In response to NTW (2010), proponents of inclusive fitness submitted various letters to Nature. The original versions of the letters contradicted each other in that two letters stated that it has long been known that inclusive fitness was a limited concept, while the main letter (signed by more than 100 people) stated that inclusive fitness had no limitations. This confusion was resolved in favor of the view that inclusive fitness had no limitations, which is in contradiction to the mathematical results of NTW (2010), but no mistake in the mathematical analysis of NTW was pointed out.

Text of the reply [PDF file]


3. A brief statement about inclusive fitness and eusociality, June 2011

This is a short statement published on our website in June 2011. The aim is to maintain clarity and remove obfuscations introduced by our critics.

Text of the statement [PDF file]


4. Allen B, Nowak MA, Wilson EO (2013) Limitations of inclusive fitness. Proc Natl Acad Sci USA 110(50): 20135-20139

There exists a method based on linear regression, which is used by some inclusive fitness theorists to claim that inclusive fitness theory (i) predicts the direction of allele frequency changes, (ii) reveals the reasons for these changes, (iii) is as general as natural selection, and (iv) provides a universal design principle for evolution. In this paper we prove that the method is vacuous and that those claims are unfounded.

Text of the paper [PDF file]

5. Nowak MA & Allen B (2015) Inclusive fitness theorizing invokes phenomena that are not relevant for the evolution of eusociality.
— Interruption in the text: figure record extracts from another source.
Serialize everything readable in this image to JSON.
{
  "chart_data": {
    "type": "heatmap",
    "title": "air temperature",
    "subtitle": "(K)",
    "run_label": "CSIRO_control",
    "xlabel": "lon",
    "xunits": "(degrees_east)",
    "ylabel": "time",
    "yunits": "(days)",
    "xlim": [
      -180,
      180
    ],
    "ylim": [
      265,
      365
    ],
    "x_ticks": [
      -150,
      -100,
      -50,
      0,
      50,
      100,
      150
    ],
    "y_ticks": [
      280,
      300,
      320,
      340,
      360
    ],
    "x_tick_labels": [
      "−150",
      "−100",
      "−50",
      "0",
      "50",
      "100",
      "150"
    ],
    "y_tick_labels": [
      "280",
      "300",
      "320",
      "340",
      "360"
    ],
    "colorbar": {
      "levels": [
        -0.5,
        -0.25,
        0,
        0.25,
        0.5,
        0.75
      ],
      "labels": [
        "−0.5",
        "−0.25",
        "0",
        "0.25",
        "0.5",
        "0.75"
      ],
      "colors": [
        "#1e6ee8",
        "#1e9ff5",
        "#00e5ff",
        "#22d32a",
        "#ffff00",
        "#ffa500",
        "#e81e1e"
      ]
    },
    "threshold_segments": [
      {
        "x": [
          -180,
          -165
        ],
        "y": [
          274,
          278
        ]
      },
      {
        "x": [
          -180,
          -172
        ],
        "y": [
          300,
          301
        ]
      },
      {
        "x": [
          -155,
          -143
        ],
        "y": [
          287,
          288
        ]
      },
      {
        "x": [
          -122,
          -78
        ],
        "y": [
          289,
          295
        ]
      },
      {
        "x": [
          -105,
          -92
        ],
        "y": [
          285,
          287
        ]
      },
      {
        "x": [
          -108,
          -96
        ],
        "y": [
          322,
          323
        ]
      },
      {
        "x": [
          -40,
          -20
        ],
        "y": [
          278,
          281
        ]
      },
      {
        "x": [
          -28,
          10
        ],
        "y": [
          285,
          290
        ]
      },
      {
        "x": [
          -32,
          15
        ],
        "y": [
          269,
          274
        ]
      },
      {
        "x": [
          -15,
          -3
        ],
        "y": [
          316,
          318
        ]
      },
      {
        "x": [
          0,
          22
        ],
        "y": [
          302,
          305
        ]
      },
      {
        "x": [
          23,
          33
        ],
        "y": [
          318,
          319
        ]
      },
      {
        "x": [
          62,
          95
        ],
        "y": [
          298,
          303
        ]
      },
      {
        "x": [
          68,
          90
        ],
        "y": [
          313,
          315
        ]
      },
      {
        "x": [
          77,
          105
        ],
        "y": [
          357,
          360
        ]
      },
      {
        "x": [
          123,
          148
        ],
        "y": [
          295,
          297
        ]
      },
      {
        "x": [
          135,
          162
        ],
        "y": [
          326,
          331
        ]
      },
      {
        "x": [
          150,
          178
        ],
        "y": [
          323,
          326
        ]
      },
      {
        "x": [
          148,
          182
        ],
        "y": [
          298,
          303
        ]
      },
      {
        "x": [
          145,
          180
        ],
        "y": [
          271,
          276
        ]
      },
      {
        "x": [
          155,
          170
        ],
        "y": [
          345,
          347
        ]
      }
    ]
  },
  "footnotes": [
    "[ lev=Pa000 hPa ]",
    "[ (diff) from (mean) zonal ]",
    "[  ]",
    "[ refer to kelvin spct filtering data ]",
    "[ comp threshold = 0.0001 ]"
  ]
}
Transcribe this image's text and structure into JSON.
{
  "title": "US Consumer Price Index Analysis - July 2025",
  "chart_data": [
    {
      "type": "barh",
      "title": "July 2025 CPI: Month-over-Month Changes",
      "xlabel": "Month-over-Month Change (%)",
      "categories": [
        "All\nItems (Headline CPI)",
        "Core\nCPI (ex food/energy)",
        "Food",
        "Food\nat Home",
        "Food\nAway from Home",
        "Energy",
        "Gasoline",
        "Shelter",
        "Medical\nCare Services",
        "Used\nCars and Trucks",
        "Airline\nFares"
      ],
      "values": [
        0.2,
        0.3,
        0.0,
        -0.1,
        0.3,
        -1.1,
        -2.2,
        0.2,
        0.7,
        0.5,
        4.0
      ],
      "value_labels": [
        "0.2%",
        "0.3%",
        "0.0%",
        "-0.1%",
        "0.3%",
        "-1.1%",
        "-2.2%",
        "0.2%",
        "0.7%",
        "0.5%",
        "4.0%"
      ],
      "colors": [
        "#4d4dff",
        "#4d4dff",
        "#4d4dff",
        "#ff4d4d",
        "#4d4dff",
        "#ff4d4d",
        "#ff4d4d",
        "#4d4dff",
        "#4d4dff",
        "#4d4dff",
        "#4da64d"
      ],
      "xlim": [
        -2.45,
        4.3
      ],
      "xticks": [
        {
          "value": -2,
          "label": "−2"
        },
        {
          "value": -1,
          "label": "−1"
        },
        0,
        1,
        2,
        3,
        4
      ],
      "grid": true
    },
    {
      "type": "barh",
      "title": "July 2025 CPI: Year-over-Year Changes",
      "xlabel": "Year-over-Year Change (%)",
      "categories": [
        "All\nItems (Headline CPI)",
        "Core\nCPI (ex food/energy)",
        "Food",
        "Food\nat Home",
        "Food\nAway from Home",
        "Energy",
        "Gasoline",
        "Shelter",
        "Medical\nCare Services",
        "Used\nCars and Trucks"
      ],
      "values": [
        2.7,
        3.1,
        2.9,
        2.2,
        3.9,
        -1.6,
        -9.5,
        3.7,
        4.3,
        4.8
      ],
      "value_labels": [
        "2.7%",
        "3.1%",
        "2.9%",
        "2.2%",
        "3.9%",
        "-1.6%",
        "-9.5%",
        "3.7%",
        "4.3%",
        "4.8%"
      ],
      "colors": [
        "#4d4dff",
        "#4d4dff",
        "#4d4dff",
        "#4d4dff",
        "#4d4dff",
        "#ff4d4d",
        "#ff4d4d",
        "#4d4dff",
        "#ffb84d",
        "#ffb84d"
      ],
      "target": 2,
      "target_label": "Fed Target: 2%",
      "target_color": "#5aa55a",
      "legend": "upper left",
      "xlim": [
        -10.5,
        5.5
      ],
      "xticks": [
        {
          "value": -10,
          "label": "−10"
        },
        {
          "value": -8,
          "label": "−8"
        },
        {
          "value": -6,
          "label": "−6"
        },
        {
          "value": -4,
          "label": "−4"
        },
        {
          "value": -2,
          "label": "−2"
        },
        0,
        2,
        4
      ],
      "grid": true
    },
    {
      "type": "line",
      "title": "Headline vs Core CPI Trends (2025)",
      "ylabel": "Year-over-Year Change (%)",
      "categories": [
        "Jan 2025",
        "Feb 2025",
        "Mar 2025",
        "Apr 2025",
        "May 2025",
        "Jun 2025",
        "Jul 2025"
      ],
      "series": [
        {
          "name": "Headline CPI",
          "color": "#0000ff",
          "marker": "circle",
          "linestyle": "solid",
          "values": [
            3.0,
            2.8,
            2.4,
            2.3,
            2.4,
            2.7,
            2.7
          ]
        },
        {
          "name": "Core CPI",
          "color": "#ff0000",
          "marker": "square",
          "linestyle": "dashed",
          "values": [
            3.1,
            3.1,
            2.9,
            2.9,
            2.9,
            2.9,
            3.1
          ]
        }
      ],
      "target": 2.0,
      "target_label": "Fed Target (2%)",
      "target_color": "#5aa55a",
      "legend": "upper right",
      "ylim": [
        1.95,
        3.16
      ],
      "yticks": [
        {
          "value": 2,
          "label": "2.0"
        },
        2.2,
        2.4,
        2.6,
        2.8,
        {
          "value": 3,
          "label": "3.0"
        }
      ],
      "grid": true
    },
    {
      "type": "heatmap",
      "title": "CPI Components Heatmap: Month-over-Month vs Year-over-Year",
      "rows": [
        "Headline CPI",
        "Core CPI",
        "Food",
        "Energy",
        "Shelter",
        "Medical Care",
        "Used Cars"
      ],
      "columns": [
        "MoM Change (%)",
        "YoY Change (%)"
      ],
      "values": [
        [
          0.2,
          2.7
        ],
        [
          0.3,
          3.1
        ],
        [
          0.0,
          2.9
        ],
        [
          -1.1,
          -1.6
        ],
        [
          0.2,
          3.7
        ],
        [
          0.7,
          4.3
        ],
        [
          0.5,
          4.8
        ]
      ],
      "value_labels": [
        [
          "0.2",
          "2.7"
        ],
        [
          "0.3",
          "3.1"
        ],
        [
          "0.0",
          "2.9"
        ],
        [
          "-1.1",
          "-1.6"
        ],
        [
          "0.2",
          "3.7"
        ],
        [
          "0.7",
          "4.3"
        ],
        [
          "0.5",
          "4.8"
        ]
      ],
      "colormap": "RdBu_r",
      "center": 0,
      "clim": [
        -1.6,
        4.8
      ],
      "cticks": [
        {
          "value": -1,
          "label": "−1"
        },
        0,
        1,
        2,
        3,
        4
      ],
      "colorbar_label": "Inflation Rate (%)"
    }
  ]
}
PLoS Biol 13(4): e1002134. 

This is a formal comment on Liao, Rong & Queller (LRQ), PLoS Biology (2015).  In an attempt to uphold inclusive fitness, LRQ introduce hypothetical phenomena that do not exist in nature and have no consequence for the evolution of eusociality. LRQ’s paper highlights the state of weakness and confusion of inclusive fitness theory. Although their aim is to defend inclusive fitness theory, they do not offer an inclusive fitness calculation for their models. 

Text of the paper [PDF file]

6. Allen B & Nowak MA (2015). Games among relatives revisited, J Theor Biol 378: 103-116. 

In this paper, we study evolutionary games among relatives using a straightforward analysis of change in gene frequency.  We also analyze our model with inclusive fitness.  We find that the quantity of inclusive fitness does not exist for general games.  For special games, where inclusive fitness exists, it provides less information than the straightforward analysis.